Flavia Rezek, diretora da Escola Municipal Rio de Janeiro, no Jacarezinho, se mostrou emocionada com a palestra de Luiz Menezes, e também ao recordar situações que já enfrentou junto com professores e estudantes. “Nosso prédio já foi atingido por balas perdidas – felizmente, sem feridos. A decisão se devemos ou não abrir é sempre um drama, pois somos responsáveis pelas vidas que estão ali. E muitos fatores externos influenciam a rotina escolar. Como o caso de um aluno nosso que, flagrado com um estilete na mochila, garantiu que não o utilizaria no colégio. Disse que dormia com a arma branca debaixo do travesseiro, apenas para defender-se de eventuais agressões do padrasto... Enfrentamos coisas desse tipo. E tentamos criar, dentro da escola, um ambiente diferente do que esse alunos vivenciam no restante da comunidade. Para muitos, a escola é mais segura que a própria casa”, aponta.
 
Natália Aguiar, diretora adjunta do CIEP Hélio Smidt, no Complexo da Maré, comunidade Nova Holanda, próximo ao Parque União, encerrou a tarde de palestras. “Os bandidos, hoje, estão muito mais próximos da escola do que há nove anos, quando comecei a atuar na região. É uma triste realidade. Andam armados perto do portão principal, fazem desmanche de carros. Faz algum tempo, para enfrentar problemas como furtos, quebras de janelas, depredação de instalações, além de acentuada evasão, decidimos trazer para dentro das escola a comunidade e os pais desses alunos. Afinal, trabalhamos por eles. E queremos, cada vez mais, trabalhar com eles. E essa estratégia tem dado muito certo. Os resultados têm sido muito positivos”.
 
Ao final, Maria Cecilia de Souza Minayo pediu novamente a palavra e fez um agradecimento emocionado ao MPRJ pelo convite para participar do encontro. E aproveitou para parabenizar os colegas de mesa, em especial, os três diretores de unidades públicas de ensino. “Vocês nos contaram histórias lindas, emocionantes, fizeram relatos de dificuldades reais.
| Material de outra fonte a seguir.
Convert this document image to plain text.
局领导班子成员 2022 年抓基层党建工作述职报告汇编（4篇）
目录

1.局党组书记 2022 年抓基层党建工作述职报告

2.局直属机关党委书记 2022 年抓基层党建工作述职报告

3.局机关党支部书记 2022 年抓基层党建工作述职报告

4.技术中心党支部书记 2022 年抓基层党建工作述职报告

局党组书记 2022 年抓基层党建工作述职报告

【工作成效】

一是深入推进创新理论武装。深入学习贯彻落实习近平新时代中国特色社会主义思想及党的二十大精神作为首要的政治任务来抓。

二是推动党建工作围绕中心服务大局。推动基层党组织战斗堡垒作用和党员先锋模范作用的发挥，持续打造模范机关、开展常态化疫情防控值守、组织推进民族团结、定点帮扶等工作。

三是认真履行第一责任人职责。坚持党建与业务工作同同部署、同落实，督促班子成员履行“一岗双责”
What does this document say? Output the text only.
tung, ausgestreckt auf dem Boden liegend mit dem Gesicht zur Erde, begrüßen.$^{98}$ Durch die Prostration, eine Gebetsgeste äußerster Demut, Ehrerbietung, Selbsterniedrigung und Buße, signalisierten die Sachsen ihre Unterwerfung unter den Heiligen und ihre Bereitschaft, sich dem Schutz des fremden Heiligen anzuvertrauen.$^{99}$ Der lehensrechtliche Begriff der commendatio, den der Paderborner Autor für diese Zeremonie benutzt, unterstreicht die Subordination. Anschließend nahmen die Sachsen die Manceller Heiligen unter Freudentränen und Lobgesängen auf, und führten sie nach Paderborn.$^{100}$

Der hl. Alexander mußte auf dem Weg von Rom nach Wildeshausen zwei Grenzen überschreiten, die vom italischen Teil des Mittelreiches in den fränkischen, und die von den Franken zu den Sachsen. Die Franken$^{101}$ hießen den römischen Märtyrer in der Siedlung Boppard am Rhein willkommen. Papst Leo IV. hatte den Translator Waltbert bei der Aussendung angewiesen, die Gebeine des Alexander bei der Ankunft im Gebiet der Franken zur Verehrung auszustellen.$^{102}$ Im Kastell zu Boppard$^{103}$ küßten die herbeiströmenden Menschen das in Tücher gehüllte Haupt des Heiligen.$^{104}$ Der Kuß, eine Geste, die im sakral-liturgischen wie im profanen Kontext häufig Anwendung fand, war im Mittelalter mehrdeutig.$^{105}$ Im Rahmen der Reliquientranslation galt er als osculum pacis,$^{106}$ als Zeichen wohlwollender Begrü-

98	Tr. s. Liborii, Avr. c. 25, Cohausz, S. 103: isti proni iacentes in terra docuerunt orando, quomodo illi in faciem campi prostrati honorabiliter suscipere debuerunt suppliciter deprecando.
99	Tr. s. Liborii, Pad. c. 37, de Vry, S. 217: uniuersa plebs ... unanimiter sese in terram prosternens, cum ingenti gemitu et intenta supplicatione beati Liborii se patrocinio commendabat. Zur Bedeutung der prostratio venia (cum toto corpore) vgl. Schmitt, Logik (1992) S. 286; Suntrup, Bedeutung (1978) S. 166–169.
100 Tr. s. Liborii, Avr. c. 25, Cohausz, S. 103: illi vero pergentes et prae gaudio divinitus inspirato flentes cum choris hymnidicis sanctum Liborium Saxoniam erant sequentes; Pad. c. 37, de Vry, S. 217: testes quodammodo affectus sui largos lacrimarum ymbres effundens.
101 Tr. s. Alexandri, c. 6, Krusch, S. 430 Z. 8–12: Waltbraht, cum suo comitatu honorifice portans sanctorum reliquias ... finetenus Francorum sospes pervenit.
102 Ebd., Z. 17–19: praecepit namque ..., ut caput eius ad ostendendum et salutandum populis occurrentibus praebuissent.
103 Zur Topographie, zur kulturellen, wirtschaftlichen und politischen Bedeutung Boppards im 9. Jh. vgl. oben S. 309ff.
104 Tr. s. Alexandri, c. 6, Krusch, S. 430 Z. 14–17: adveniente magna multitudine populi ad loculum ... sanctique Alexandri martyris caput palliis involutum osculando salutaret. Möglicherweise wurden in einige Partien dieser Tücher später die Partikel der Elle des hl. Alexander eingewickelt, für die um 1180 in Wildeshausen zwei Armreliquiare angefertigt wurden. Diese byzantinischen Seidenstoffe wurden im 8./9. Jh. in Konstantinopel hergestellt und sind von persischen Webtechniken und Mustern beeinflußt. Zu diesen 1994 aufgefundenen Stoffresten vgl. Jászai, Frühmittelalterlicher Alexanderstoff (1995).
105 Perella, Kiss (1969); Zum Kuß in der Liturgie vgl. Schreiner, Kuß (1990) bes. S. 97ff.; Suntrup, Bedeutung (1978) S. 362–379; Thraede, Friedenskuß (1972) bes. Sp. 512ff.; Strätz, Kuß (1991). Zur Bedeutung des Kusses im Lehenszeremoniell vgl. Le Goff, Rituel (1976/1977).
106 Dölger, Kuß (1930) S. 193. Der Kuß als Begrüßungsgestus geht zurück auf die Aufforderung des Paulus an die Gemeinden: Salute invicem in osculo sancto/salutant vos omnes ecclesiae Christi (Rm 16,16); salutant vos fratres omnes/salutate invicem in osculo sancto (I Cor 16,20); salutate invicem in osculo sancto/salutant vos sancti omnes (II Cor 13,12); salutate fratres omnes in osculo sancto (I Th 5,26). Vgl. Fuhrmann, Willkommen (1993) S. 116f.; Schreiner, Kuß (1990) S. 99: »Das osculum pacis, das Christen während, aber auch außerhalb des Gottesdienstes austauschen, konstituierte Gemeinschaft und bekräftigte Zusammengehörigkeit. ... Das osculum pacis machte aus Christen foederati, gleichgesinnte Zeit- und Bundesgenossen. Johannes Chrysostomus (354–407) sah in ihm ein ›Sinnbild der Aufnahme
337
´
Mas transmitiram, acima de tudo, a convicção de que, sim, é possível trabalhar nesses locais, fazer a diferença. O empenho que vocês demonstraram aqui precisa de maior espaço de divulgação, para que possa se multiplicar. Afinal, todos aqui temos a certeza de que salvar essas crianças é trabalhar pela Paz”, afirmou, sob aplausos da plateia.